Он продолжал смотреть с неприязнью, точно из устья выбегала не безобидная речушка, а сама Тревога…. «Что же он принесет, этот грязный ручей!?» — думал Максим, все больше волнуясь за ушедшую группу. У него все время так, если он в стороне от какого-то дела или события, то там обязательно будет не так, как было бы с ним. С ним всегда должно быть, пусть самую чуточку, но лучше!..
Это он унаследовал от матери. Для которой всю жизнь быть в центре событий, быть нужной, не дожидаясь, первой приходить на помощь, жертвовать собой ради большого и общего — являлось кредо. Она всегда остро переживала за все на свете. Ее волновало положение простых китайцев и проблемы рабочих на английских судоверфях. Она первая замечала, что у молочницы тети Груши горе в глазах и не отпускала ее, пока не выясняла в чем дело и тут же не начинала помогать. Кидалась на помощь старому дворнику Никите, у которого легкомысленная племянница, приехавшая погостить из деревни, попала в дурную компанию и теперь ночует, где попало…
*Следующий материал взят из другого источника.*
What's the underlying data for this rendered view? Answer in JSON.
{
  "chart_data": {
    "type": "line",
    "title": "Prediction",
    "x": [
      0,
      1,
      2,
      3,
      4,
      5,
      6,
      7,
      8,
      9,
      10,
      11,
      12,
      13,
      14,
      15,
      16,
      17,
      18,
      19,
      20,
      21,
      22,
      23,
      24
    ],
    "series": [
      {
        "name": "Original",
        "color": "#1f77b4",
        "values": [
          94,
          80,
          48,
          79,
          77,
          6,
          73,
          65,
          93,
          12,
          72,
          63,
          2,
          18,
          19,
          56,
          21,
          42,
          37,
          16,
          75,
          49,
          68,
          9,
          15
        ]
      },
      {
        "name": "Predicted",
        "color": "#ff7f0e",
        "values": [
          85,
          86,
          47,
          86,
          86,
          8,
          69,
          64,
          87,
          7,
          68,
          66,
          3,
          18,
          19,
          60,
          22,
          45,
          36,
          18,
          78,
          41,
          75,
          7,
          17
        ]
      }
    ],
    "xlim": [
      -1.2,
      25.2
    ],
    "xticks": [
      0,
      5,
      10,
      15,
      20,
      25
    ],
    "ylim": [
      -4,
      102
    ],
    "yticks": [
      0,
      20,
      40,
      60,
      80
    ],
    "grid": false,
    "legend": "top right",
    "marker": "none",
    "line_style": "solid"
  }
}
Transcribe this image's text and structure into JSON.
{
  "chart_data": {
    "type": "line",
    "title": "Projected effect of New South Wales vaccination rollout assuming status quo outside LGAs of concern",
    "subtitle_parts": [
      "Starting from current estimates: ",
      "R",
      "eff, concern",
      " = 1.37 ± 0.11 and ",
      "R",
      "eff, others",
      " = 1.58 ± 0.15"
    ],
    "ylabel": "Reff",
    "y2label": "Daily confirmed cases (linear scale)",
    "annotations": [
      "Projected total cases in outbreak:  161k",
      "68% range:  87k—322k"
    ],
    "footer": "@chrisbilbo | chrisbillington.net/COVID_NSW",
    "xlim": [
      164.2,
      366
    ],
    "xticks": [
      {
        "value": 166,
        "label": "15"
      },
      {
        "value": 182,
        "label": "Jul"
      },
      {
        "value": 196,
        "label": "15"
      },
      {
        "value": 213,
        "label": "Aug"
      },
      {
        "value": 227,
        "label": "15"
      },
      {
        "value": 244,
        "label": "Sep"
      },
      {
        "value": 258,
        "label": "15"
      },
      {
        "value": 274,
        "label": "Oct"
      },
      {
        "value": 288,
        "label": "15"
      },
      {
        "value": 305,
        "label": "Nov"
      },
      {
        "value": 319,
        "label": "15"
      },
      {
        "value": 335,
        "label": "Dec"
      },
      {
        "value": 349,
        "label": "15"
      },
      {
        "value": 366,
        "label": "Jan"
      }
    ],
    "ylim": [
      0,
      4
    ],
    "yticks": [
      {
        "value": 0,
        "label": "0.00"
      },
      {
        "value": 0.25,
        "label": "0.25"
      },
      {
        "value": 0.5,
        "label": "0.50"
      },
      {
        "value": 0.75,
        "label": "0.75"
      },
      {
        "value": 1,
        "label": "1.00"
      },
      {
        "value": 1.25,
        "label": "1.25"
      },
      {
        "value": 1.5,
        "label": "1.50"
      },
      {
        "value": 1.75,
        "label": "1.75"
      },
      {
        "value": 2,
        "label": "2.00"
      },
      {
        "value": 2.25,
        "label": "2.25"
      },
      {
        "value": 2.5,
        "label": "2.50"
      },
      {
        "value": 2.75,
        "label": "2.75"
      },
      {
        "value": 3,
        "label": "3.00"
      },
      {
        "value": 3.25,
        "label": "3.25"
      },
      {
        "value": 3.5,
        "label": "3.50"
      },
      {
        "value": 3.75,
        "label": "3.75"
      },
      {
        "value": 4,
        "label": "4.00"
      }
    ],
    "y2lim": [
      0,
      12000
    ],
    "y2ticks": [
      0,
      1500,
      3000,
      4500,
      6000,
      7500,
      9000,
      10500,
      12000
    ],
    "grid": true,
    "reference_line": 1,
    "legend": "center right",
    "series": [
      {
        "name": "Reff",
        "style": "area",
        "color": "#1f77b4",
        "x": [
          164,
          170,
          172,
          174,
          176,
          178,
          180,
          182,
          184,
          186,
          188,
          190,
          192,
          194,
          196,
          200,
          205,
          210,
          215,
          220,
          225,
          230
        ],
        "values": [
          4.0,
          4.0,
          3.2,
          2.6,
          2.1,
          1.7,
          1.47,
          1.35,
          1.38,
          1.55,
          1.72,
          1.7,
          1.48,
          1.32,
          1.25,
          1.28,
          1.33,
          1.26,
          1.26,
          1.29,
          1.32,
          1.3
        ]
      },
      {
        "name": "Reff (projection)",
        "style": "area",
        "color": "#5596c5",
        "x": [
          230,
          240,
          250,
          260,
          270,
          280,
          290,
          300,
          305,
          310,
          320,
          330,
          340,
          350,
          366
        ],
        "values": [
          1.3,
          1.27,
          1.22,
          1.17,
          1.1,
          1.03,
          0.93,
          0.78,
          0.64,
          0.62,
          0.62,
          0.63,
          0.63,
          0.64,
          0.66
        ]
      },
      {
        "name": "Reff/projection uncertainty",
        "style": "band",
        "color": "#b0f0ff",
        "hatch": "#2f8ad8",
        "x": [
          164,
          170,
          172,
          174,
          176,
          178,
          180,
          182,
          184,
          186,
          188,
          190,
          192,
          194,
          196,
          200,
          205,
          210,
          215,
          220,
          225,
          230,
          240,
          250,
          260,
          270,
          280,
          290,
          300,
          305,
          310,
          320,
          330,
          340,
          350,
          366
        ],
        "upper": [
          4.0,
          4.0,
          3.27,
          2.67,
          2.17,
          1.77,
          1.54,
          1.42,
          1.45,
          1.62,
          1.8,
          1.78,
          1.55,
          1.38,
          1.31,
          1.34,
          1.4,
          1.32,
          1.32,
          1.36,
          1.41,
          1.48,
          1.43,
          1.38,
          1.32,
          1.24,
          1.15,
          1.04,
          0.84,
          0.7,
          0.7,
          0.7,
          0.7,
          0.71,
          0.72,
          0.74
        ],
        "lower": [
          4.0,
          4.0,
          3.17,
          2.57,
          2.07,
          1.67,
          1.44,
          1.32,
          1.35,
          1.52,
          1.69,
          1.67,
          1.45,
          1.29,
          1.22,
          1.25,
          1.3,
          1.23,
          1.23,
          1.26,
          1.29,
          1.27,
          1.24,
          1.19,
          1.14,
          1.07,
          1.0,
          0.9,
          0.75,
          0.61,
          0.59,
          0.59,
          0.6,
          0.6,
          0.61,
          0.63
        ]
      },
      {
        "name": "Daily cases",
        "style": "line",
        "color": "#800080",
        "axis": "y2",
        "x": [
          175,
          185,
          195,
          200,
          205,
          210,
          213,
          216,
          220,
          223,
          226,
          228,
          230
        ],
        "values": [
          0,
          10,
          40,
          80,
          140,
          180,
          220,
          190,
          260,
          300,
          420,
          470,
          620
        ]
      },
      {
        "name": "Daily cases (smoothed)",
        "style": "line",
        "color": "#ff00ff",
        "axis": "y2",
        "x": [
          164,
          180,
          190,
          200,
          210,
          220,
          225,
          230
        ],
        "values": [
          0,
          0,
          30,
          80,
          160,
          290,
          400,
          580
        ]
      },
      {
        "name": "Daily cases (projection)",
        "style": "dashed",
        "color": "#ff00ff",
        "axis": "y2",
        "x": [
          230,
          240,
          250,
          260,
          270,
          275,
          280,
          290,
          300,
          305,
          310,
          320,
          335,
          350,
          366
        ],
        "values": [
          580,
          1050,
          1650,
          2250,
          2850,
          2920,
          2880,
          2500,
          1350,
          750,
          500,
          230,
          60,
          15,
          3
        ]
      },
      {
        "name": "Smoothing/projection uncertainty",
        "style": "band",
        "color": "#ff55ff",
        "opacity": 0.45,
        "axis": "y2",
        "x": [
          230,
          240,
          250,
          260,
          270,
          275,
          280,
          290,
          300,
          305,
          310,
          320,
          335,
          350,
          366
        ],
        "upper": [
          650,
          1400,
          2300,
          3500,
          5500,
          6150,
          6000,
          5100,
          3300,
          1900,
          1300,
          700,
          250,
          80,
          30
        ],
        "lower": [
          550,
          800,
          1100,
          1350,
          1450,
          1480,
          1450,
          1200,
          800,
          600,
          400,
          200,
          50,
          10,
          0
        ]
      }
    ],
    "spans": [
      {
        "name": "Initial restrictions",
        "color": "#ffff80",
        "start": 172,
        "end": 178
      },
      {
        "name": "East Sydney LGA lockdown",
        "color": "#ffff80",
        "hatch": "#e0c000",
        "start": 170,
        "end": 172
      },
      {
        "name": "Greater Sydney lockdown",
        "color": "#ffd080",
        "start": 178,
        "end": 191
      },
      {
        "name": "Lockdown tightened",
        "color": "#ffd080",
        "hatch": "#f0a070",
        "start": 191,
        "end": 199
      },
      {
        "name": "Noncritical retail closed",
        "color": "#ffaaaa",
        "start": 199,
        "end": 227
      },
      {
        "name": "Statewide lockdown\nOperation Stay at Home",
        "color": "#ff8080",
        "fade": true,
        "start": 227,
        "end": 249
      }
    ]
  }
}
Все волновало его маму, Наталию Викентьевну Мальцеву, в девичестве Габрусь. Но были две странности, которые Максим довольно рано обнаружил в ней.
Первая, несмотря на свою активную, бурную общественную жизнь, Наталия Викентьевна почти не имела ни подруг, ни друзей. У Максима по этой части тоже были пробелы. В силу множества обстоятельств, от частых переездов до особенностей характера он тоже был обречен на одиночество. Хотя с самого детства ужасно хотелось дружить, иметь надежного, понимающего друга, за которого, как говорится, и в огонь, и в воду, с которым последнее пополам, но… и взамен хотелось получать то же самое.